Yeah good thanks mate, all of us are doing well. Boring for the first born stuck inside most of the day but we find/make up stuff for her to do. Just have to keep going innit.
I only have a couple as well .im a bit odd when it comes to socialising , maybe that’s why I’m not struggling with WFH. As much as I thought I might . Still don’t like it though .
Chillin today Might have a biff Y never kno It's gonna pass...just peel the layers of your thoughts and learn about yourselves in the meantime. You find out who has got it in them or who is going to moan their way through it due to pathetic entitlements Separate the man from the socially conditioned **** in you is what I say
I’m going to watch the stock market fall, go for a dog walk, go for a run, check the meal schedule, cook, watch Corrie, drink. Will also squeeze in a couple of games of table tennis. Rock and roll.
Got into work. Only two kids in today. Decided to come home. Nothing I can't get on with on the laptop. Silver lining... at least I was up and ready by half 7 which wouldn't have happened until about 11 o'clock otherwise.
I wonder who on here is this guy... please log in to view this image Who is Fat Ass? Bets for bantz Shawshank Redemption stylee.
I’m still gambling every day. We have always lived by social distancing in this village and I’m still getting out 4 to 5 times a day with Skye. She’s a big dog and needs the walks. We never see anybody so it’s fine to do so. Our shops are still open. Apart from not being able to go clothes shopping in the city, nothing has changed.
Has this had any impact on the mass spread of Coronavirus over there? The high temperatures I mean, not your swimming pool.
No, Cases are climbing daily. Apparently the temperature would need to remain over 60C to make any difference.

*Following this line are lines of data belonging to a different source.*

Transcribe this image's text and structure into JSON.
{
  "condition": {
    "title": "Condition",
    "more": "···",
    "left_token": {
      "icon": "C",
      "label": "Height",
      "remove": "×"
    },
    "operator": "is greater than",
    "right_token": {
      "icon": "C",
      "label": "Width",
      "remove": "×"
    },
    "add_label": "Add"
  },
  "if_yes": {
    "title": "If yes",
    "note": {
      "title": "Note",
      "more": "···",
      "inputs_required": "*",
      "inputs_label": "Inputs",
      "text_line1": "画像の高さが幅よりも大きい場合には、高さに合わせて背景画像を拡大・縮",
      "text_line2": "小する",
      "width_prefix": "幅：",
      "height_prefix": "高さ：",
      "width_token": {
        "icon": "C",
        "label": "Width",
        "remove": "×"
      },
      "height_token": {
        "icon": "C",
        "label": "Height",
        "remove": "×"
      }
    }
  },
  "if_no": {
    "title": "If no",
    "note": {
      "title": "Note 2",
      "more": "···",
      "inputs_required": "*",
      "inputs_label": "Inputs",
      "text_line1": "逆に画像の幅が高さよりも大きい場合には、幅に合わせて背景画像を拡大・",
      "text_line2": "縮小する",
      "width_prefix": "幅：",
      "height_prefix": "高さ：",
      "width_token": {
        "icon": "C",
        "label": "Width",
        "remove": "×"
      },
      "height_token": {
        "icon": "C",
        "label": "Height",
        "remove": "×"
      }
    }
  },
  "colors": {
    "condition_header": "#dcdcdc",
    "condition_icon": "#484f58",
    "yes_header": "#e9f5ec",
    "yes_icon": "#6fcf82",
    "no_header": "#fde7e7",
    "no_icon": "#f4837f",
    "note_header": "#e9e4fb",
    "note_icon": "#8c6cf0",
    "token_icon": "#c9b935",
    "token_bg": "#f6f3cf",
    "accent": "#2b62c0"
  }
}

Donald Trump met with the Queen, and he asked her, "Your Majesty, how do you run such an efficient government? Are there any tips you can give me?" "Well," replied the Queen, "the most important thing is to surround yourself with intelligent people." Trump frowned, and then asked, "But how do I know the people around you are really intelligent?" The Queen took a sip of tea. "Oh, that's easy; you just ask them to answer an intelligent riddle." The Queen pushed a button on her intercom. "Please send Boris Johnson in here, would you?" The Prime Minster walked into the room and said, "Yes, Your Majesty?" The Queen smiled and said, "Answer me this, if you would, Boris. Your mother and father have a child. It is not your brother and it is not your sister. Who is it?" Without pausing for a moment, he answered, "That would be me." "Yes! Very good," said the Queen. Trump went back home to ask Mike Pence the same question. “ Mike, answer this for me. Your mother and your father have a child. It's not your brother and it's not your sister. Who is it?" "I'm not sure," said Pence. "Let me get back to you on that one." He went to his advisers and asked everyone, but none could give him an answer. Finally, Pence ran in to his friend Jack Murphy in a restaurant the next night. Pence asked, "Jack, can you answer this for me? Your mother and father have a child and it's not your brother or your sister. Who is it?" Jack Murphy answered right back, "That's easy, it's me!" Pence smiled, and said, "Thanks!" Pence then went back to speak with Trump. "Say, I did some research and I have the answer to that riddle: It's my friend Jack Murphy!" Trump got up, stomped over to Pence, and angrily yelled, "No, you idiot! It's Boris Johnson!"